My memories of the concentration camps

On the 9th September 1944, I was forced out of Warsaw along with many other women from the city and transported to Pruszkow – a town just outside Warsaw. There transports to many locations were prepared. I ended up in a transport which went directly to Auschwitz. I will not describe the condition or how we were treated. From the first moment of our evacuation, it was quite simply hell.

When we were unloaded in Birkenau, people began to cry terribly. I asked why they were crying so. The answer – child, do you not know where they have brought us to? Look at those smoking chimneys. They are crematoria in which they are burning people. Fear pierced me that I had just escaped one hell and I had been brought to another. People were weeping terribly, embracing and hugging one another, encouraging one another. We survived each day thanks to this comfort, stoked up by the adults continuously. It was this that enabled us to survive the nightmare of the concentration camps. The faith in us that we would come out alive was very strong in us.

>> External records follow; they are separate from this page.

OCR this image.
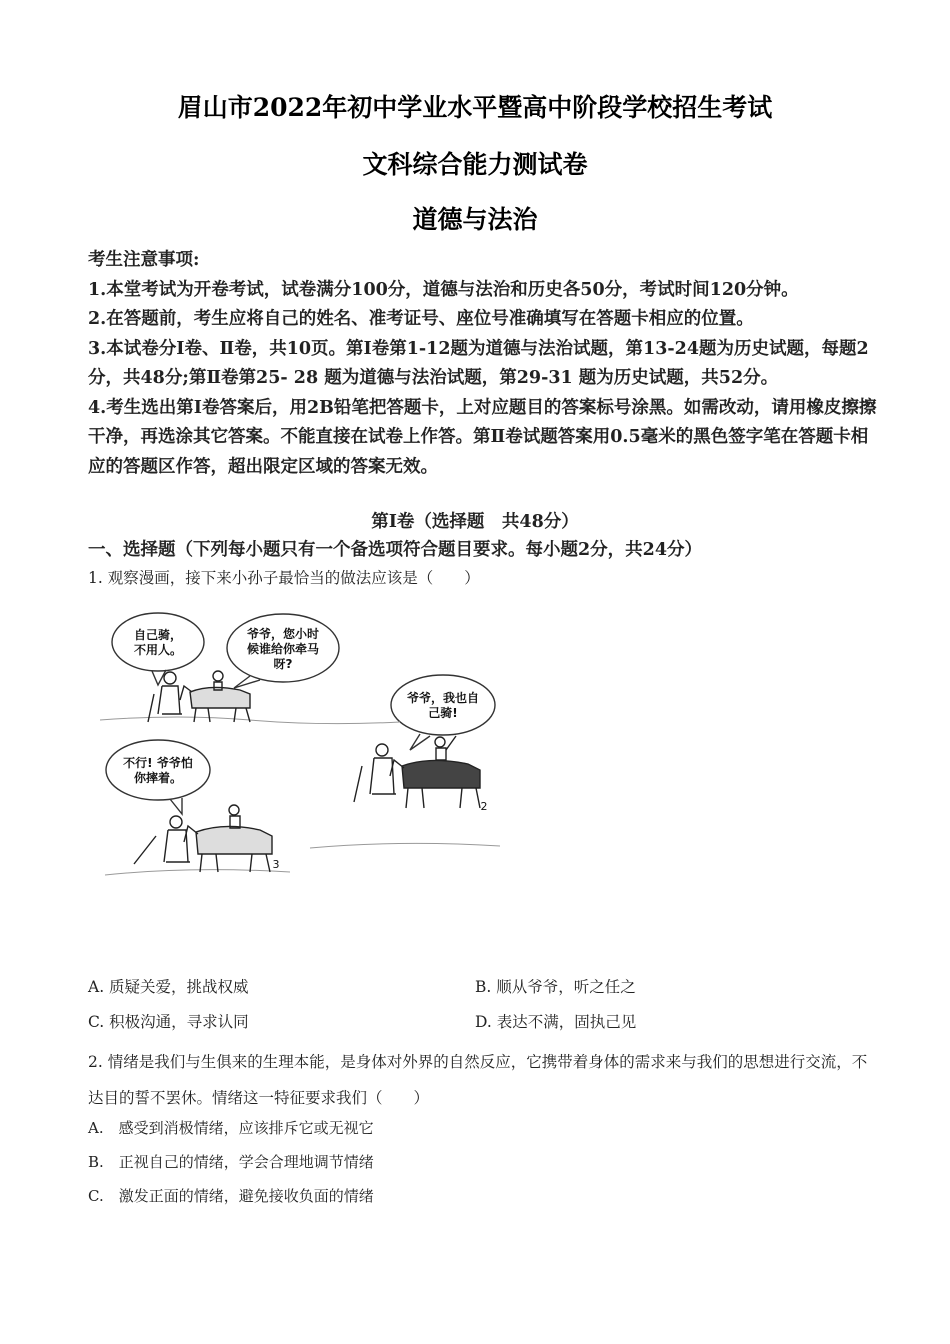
眉山市2022年初中学业水平暨高中阶段学校招生考试
文科综合能力测试卷
道德与法治

考生注意事项:

1.本堂考试为开卷考试，试卷满分100分，道德与法治和历史各50分，考试时间120分钟。

2.在答题前，考生应将自己的姓名、准考证号、座位号准确填写在答题卡相应的位置。

3.本试卷分Ⅰ卷、Ⅱ卷，共10页。第Ⅰ卷第1-12题为道德与法治试题，第13-24题为历史试题，每题2分，共48分;第Ⅱ卷第25- 28 题为道德与法治试题，第29-31 题为历史试题，共52分。

4.考生选出第Ⅰ卷答案后，用2B铅笔把答题卡，上对应题目的答案标号涂黑。如需改动，请用橡皮擦擦干净，再选涂其它答案。不能直接在试卷上作答。第Ⅱ卷试题答案用0.5毫米的黑色签字笔在答题卡相应的答题区作答，超出限定区域的答案无效。

第Ⅰ卷（选择题　共48分）
一、选择题（下列每小题只有一个备选项符合题目要求。每小题2分，共24分）
1. 观察漫画，接下来小孙子最恰当的做法应该是（　　）
自己骑，
不用人。
爷爷，您小时
候谁给你牵马
呀?
爷爷，我也自
己骑!
不行! 爷爷怕
你摔着。
2
3
A. 质疑关爱，挑战权威	B. 顺从爷爷，听之任之
C. 积极沟通，寻求认同	D. 表达不满，固执己见
2. 情绪是我们与生俱来的生理本能，是身体对外界的自然反应，它携带着身体的需求来与我们的思想进行交流，不达目的誓不罢休。情绪这一特征要求我们（　　）
A.　感受到消极情绪，应该排斥它或无视它
B.　正视自己的情绪，学会合理地调节情绪
C.　激发正面的情绪，避免接收负面的情绪
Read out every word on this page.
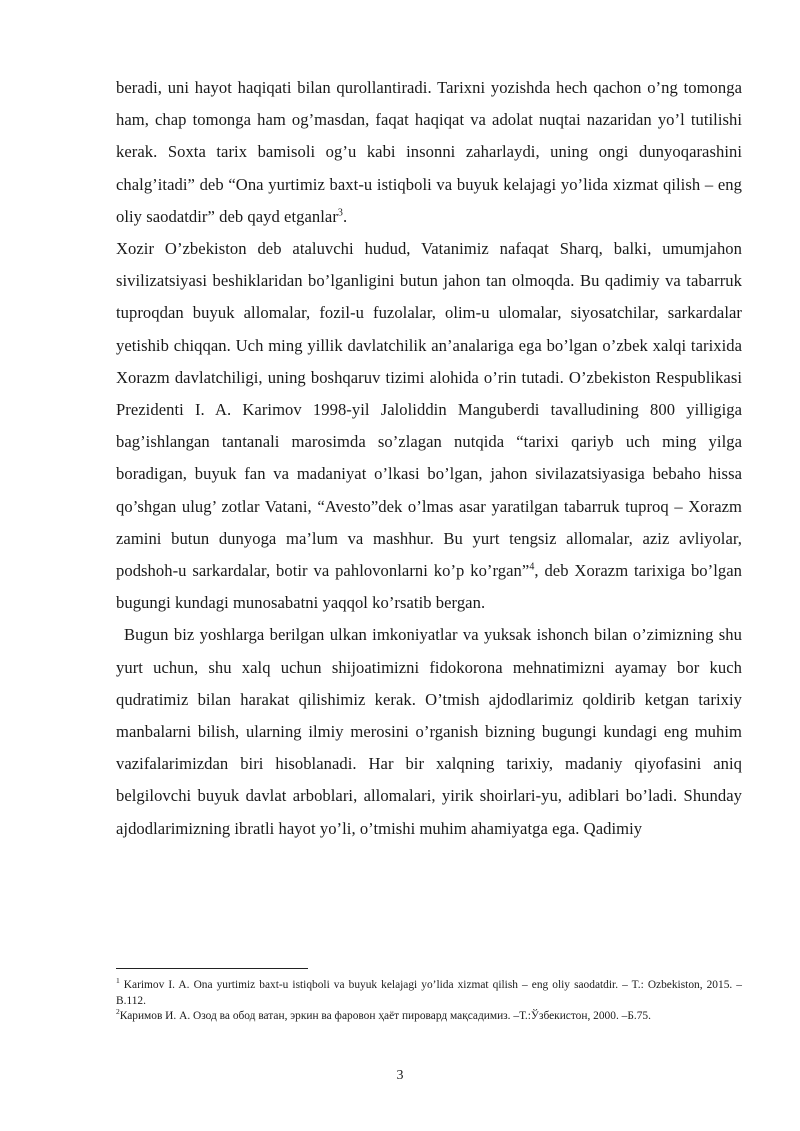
beradi, uni hayot haqiqati bilan qurollantiradi. Tarixni yozishda hech qachon o’ng tomonga ham, chap tomonga ham og’masdan, faqat haqiqat va adolat nuqtai nazaridan yo’l tutilishi kerak. Soxta tarix bamisoli og’u kabi insonni zaharlaydi, uning ongi dunyoqarashini chalg’itadi” deb “Ona yurtimiz baxt-u istiqboli va buyuk kelajagi yo’lida xizmat qilish – eng oliy saodatdir” deb qayd etganlar$^3$.

Xozir O’zbekiston deb ataluvchi hudud, Vatanimiz nafaqat Sharq, balki, umumjahon sivilizatsiyasi beshiklaridan bo’lganligini butun jahon tan olmoqda. Bu qadimiy va tabarruk tuproqdan buyuk allomalar, fozil-u fuzolalar, olim-u ulomalar, siyosatchilar, sarkardalar yetishib chiqqan. Uch ming yillik davlatchilik an’analariga ega bo’lgan o’zbek xalqi tarixida Xorazm davlatchiligi, uning boshqaruv tizimi alohida o’rin tutadi. O’zbekiston Respublikasi Prezidenti I. A. Karimov 1998-yil Jaloliddin Manguberdi tavalludining 800 yilligiga bag’ishlangan tantanali marosimda so’zlagan nutqida “tarixi qariyb uch ming yilga boradigan, buyuk fan va madaniyat o’lkasi bo’lgan, jahon sivilazatsiyasiga bebaho hissa qo’shgan ulug’ zotlar Vatani, “Avesto”dek o’lmas asar yaratilgan tabarruk tuproq – Xorazm zamini butun dunyoga ma’lum va mashhur. Bu yurt tengsiz allomalar, aziz avliyolar, podshoh-u sarkardalar, botir va pahlovonlarni ko’p ko’rgan”$^4$, deb Xorazm tarixiga bo’lgan bugungi kundagi munosabatni yaqqol ko’rsatib bergan.

Bugun biz yoshlarga berilgan ulkan imkoniyatlar va yuksak ishonch bilan o’zimizning shu yurt uchun, shu xalq uchun shijoatimizni fidokorona mehnatimizni ayamay bor kuch qudratimiz bilan harakat qilishimiz kerak. O’tmish ajdodlarimiz qoldirib ketgan tarixiy manbalarni bilish, ularning ilmiy merosini o’rganish bizning bugungi kundagi eng muhim vazifalarimizdan biri hisoblanadi. Har bir xalqning tarixiy, madaniy qiyofasini aniq belgilovchi buyuk davlat arboblari, allomalari, yirik shoirlari-yu, adiblari bo’ladi. Shunday ajdodlarimizning ibratli hayot yo’li, o’tmishi muhim ahamiyatga ega. Qadimiy

$^1$ Karimov I. A. Ona yurtimiz baxt-u istiqboli va buyuk kelajagi yo’lida xizmat qilish – eng oliy saodatdir. – T.: Ozbekiston, 2015. – B.112.

$^2$Каримов И. А. Озод ва обод ватан, эркин ва фаровон ҳаёт пировард мақсадимиз. –Т.:Ўзбекистон, 2000. –Б.75.

3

Dear ladies from Germany, you ask whether we believed we would once again be able to live in freedom and how we reacted to the liberation. Faith in whether we would survive was, at times, lacking. We were very starved and emaciated due to extreme overwork. In the camp in Neustadt-Glewe, we were taken to the forest with picks and spades where from dawn to dusk, we dug trenches, eating only a small piece of bread and a watery soup without even a pinch of salt. It was not until evening that we ate this meal. There was barely any life in us. We accepted the liberation unenthusiastically. The most pressing issue was to eat our fill. All other issues were secondary.

Ms Ania Wonsack asks about our relationship to God. I personally lost faith in God, and from conversations with colleagues, I know they also lost that faith. In the prayer “Our Father,” it says “Give us this day our daily bread” yet there wasn’t any bread and even if there was, there was such a miniscule amount that it was as if we hadn’t eaten anything at all.

You ask if faith is a support, a foundation on which to build a future life? My answer is a definitive no! I used to be a very religious person, but with the passing of time and due to life experiences, I understood that that faith leads nowhere. You just have to be human, be able to work on your weaknesses and be friendly to other people, irrespective of his religious or national identity.

Hitler was a demon possessed man, who, with the Pope’s blessing planned his shameful scheme. Did he not cry “I am eternal” after the attempt on his life in the Reichstag? The German people, of course, also recognise religion and God, so why did they put Hitler higher than him?

After the liberation, for me as a minor, I did not have time to think about the gehenna of the camps. I tried to live every day with joy and do so today too. My nightmare has been and is the dreams I have of those times.

It took a quarter of a century for me to be able to speak about the hell of the camps. I am neurotic and have a bad headache after every lesson – and this state lasts a few days. It is hard to speak of hate, because there are not many perpetrators still alive today, but in those terrible times our hearts were filled with hate for the death of so many innocent people. The perpetrators in the concentration camps were people who had been selected for their sadist characters.

It took me many long years to change my attitude to the German people. Today, they are not the same people! Friendly, sincere, smiling! They make contacts willingly and are helpful in bringing aid through their work with the Maksymilian Kolbe Werk Association. It is not possible to count how much we have benefited for the needs are very great due to our age and illnesses. We ask that the German people continue their cooperation with the Kolbe-Werk. It is an organization which is considered very trustworthy.

Everybody in the world longs to live in peace, and yet there are still wars. Innocent people are dying. Is it not enough that millions are dying daily as a result of natural disasters, catastrophes and diseases? The cause of war is people wanting to get rich, revenge and religion as well as lack of tolerance. All that remains for me to do is appeal to the nations of the world for wise leaders who think rationally and can foresee the consequences of decisions made, who can achieve aims not by their own whims, but who always consider the good of all nations.

May there never, never(!) be a repeat in any nation in the world of the huge cemetery without graves that there is in Auschwitz-Birkenau!